“El que cree en el Hijo tiene vida eterna; pero el que rehúsa creer en el Hijo no verá la vida, sino que la ira de Dios está sobre él” (Juan 3:36)
“Porque de tal manera amó Dios al mundo, que ha dado a su Hijo unigénito, para que todo aquel que en él cree, no se pierda, mas tenga vida eterna.” (Juan 3:16)
Hay personas que consagran su tiempo, conocimientos, fuerzas y hasta exponen sus vidas para ayudar y socorrer al prójimo. Bomberos voluntarios, personal de salud, de fuerzas de seguridad, de entidades benéficas, etc.

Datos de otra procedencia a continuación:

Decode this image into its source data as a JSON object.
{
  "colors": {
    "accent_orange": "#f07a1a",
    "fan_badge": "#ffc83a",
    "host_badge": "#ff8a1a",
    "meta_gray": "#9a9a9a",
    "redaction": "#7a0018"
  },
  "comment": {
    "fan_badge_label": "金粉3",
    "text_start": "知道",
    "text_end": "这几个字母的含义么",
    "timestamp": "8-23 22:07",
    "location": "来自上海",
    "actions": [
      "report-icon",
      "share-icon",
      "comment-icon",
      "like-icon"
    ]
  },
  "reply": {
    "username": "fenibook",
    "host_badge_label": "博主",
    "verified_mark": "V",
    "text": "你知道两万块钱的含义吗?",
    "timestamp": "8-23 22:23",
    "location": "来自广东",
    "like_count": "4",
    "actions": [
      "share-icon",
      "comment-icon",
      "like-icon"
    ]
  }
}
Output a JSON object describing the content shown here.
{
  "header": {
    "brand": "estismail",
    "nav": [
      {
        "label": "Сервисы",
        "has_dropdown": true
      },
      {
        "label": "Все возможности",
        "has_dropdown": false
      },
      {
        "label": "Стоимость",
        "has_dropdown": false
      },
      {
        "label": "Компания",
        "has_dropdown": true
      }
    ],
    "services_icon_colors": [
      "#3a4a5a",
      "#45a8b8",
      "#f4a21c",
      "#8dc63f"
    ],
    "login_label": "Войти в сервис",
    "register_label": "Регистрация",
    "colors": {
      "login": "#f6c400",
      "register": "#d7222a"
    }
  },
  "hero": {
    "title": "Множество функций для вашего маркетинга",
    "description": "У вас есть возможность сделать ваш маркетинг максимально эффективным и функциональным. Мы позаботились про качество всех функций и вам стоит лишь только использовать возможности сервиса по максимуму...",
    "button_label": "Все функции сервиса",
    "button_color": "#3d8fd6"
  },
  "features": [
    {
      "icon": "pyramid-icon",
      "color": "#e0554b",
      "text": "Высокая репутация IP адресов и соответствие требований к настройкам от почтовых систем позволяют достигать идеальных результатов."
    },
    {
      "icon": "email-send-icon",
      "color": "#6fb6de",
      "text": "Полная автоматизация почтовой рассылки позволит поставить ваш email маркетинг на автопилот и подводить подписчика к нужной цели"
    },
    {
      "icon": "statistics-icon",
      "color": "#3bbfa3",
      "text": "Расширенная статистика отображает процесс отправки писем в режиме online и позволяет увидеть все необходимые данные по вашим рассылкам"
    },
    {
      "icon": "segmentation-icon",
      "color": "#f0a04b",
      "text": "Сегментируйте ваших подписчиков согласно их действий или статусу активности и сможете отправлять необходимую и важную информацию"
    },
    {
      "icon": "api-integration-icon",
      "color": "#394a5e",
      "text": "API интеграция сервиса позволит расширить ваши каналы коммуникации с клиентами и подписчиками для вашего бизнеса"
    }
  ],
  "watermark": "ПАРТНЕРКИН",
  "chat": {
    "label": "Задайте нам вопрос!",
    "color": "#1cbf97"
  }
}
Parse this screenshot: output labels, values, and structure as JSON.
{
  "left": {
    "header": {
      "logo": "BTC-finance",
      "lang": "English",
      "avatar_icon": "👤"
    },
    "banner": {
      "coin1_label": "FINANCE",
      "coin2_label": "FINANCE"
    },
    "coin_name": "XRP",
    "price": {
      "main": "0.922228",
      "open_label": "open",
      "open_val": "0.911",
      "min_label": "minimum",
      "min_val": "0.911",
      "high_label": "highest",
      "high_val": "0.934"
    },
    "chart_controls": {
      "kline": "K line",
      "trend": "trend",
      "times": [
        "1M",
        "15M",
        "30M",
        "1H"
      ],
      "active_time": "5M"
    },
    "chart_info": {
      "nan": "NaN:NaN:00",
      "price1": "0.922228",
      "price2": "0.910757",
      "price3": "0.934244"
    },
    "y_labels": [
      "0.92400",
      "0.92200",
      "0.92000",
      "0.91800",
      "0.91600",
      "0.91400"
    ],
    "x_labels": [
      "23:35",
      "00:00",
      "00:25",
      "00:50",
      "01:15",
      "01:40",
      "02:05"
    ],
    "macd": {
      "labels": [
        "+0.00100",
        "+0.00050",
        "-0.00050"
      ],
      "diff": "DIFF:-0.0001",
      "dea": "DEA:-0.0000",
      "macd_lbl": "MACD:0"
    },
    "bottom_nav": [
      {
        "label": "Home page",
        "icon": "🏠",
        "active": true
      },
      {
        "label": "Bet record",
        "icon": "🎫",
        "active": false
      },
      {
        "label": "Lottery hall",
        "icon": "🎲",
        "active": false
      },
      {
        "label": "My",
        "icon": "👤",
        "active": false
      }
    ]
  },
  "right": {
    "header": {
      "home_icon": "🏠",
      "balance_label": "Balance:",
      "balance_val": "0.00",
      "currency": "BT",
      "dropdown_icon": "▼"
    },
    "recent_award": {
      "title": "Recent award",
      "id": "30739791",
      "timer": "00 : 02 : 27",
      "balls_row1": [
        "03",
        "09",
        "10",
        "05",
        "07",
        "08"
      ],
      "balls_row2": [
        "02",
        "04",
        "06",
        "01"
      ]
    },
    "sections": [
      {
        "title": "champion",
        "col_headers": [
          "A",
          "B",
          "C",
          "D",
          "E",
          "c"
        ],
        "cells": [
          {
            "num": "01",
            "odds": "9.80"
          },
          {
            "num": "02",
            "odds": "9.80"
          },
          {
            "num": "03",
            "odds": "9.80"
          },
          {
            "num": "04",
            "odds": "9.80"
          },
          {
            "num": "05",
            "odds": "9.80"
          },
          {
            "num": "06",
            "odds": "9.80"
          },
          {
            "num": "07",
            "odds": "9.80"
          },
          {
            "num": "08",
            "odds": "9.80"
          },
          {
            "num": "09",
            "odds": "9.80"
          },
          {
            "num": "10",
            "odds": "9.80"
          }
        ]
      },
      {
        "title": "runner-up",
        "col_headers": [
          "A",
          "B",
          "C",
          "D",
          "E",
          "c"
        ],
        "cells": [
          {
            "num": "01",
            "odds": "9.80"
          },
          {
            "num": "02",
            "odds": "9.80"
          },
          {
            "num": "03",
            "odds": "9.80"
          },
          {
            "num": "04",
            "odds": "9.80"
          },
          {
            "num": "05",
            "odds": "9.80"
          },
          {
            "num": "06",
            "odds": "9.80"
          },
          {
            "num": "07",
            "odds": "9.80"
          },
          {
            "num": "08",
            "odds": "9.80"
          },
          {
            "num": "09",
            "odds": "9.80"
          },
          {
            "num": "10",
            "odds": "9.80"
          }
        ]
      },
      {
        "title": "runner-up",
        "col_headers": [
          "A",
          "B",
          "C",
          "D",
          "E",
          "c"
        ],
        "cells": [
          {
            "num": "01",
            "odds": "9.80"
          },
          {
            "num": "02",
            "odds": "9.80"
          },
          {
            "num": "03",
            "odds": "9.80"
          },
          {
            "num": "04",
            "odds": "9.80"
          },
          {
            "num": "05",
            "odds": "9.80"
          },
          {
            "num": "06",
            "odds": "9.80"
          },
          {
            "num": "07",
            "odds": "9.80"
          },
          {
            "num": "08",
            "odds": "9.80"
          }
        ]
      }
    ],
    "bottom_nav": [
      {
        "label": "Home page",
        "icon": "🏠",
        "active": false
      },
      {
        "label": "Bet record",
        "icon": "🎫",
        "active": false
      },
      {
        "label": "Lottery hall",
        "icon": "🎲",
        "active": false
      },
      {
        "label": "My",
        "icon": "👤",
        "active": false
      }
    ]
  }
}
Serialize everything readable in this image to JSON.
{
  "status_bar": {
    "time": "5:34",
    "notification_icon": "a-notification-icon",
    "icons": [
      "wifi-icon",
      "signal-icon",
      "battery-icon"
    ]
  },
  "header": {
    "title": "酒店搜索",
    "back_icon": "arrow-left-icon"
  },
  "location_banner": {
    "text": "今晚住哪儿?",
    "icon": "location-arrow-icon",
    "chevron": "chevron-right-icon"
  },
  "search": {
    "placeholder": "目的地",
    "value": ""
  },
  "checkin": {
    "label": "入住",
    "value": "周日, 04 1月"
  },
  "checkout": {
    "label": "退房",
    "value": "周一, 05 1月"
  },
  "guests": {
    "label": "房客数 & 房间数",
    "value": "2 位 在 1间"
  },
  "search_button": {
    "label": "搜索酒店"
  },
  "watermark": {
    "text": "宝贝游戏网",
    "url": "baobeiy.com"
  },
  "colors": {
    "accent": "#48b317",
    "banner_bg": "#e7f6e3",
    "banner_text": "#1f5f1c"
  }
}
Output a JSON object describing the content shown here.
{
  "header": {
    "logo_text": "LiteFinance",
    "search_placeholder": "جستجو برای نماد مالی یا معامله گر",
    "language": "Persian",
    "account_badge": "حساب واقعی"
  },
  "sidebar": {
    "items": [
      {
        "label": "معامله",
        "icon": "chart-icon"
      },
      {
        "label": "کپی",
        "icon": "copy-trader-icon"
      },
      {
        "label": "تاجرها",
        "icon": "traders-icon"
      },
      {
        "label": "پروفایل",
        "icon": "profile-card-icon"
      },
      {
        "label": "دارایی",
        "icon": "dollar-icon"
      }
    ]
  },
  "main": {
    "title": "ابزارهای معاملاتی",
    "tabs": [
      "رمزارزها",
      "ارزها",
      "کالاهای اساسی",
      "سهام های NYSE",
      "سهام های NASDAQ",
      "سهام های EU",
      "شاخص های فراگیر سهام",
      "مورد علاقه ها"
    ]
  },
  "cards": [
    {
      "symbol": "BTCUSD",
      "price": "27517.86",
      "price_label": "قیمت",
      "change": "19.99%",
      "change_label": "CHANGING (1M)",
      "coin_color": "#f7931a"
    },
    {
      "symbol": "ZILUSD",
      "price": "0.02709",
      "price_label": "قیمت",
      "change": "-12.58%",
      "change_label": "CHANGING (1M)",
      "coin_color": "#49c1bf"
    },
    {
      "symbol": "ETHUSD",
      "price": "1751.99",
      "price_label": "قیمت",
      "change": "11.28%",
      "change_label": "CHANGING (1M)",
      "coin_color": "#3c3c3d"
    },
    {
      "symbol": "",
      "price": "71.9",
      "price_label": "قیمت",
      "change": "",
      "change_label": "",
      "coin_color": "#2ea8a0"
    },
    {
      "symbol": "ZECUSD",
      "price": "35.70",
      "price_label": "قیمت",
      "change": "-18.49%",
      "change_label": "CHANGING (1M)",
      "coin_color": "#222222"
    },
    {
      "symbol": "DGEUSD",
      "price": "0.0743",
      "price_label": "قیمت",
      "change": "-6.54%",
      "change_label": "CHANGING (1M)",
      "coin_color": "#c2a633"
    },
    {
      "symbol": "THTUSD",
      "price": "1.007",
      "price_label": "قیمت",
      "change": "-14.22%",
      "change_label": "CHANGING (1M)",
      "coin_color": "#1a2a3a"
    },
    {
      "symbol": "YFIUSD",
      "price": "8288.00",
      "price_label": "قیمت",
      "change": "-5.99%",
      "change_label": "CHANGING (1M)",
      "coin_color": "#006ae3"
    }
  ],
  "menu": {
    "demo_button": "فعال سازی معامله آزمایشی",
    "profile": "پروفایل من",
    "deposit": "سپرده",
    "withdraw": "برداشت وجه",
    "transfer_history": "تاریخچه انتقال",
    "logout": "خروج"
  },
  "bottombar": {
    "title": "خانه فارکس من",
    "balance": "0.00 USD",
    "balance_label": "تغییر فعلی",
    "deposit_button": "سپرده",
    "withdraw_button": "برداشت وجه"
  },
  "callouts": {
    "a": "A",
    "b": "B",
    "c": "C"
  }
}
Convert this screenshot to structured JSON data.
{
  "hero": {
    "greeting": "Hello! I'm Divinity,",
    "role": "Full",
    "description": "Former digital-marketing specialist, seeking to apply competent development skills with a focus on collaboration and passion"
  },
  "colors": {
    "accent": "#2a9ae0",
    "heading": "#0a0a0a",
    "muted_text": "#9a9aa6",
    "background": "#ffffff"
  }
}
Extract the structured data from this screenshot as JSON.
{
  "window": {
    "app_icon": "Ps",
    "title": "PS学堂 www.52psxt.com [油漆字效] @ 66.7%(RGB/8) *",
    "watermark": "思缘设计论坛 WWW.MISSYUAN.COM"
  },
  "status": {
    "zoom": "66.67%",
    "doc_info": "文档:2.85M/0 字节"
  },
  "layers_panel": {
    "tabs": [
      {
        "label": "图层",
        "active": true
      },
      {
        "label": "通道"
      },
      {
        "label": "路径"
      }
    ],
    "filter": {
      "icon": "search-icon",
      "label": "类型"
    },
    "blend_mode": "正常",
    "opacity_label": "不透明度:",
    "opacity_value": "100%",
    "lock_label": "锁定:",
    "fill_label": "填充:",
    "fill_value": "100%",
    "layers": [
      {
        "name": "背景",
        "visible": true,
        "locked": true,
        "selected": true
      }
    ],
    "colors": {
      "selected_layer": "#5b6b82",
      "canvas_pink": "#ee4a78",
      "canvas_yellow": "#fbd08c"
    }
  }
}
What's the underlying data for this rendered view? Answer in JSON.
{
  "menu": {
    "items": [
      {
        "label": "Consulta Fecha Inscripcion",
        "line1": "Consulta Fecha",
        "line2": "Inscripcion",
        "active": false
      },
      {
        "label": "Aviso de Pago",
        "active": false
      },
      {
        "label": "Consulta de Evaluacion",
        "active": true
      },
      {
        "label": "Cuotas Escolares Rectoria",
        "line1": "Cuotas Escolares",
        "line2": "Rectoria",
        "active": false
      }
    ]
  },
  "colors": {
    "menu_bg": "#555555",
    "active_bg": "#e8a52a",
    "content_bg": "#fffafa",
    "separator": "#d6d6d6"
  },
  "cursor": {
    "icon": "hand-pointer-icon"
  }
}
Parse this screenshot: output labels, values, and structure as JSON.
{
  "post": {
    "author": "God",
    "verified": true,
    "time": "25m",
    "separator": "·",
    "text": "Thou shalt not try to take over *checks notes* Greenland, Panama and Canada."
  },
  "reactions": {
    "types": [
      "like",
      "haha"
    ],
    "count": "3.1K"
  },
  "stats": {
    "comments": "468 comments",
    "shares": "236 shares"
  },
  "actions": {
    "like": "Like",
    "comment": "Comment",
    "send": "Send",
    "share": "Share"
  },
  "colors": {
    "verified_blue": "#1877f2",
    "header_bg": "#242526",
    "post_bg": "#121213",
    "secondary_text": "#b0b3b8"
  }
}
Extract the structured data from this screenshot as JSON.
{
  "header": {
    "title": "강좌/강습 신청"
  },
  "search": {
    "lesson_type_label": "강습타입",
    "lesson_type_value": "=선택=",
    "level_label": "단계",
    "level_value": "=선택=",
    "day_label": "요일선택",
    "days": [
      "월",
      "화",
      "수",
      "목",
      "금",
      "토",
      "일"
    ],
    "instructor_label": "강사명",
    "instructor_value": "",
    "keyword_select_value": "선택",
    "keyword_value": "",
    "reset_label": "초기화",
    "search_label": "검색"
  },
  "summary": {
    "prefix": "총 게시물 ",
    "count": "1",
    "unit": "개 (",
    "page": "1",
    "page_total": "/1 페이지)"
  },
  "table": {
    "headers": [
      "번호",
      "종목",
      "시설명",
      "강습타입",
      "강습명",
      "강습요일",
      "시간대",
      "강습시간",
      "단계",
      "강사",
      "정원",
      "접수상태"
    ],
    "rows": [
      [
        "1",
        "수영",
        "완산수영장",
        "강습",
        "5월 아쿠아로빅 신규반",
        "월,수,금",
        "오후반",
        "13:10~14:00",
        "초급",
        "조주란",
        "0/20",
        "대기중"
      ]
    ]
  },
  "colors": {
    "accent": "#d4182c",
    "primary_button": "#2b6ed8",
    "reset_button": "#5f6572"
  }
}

Todo aquel que sirve al prójimo es digno de nuestro reconocimiento, respeto y amor. Por eso, quisiéramos que ellos que cada día se sacrifican y exponen a distintos peligros, estén asegurados. Que ninguno se exponga, sin tener un seguro de vida.
Muchos dirán: Nosotros tenemos cobertura social y seguros de accidentes y vida. Sin embargo, nos referimos a algo aún más importante: El seguro de vida eterna.
Ese seguro que solamente lo brinda Dios, ya que ninguna religión, ni ART, ni aseguradora puede llegar a tanto. Pues la vida eterna solo se adquiere en Jesucristo. Y la Biblia dice: “Que quien tiene al Hijo tiene la Vida” (1 Juan 5:12)
El que tiene a Cristo morando en su corazón. El que le abrió su corazón cuando se sintió perdido y creyó en él como su salvador, entregándole su vida; ese tiene vida eterna y nada lo podrá separar del amor de Dios. Si muere, está asegurado. Está a salvo, eximido de la condenación del pecado, porque su salvador ya pagó por él. (1 Pedro 3:18)
Por eso, tú que nos honras con tu servicio. Que expones tu vida sirviendo al prójimo, considera ya asegurarte creyendo en Cristo Jesús para salvación.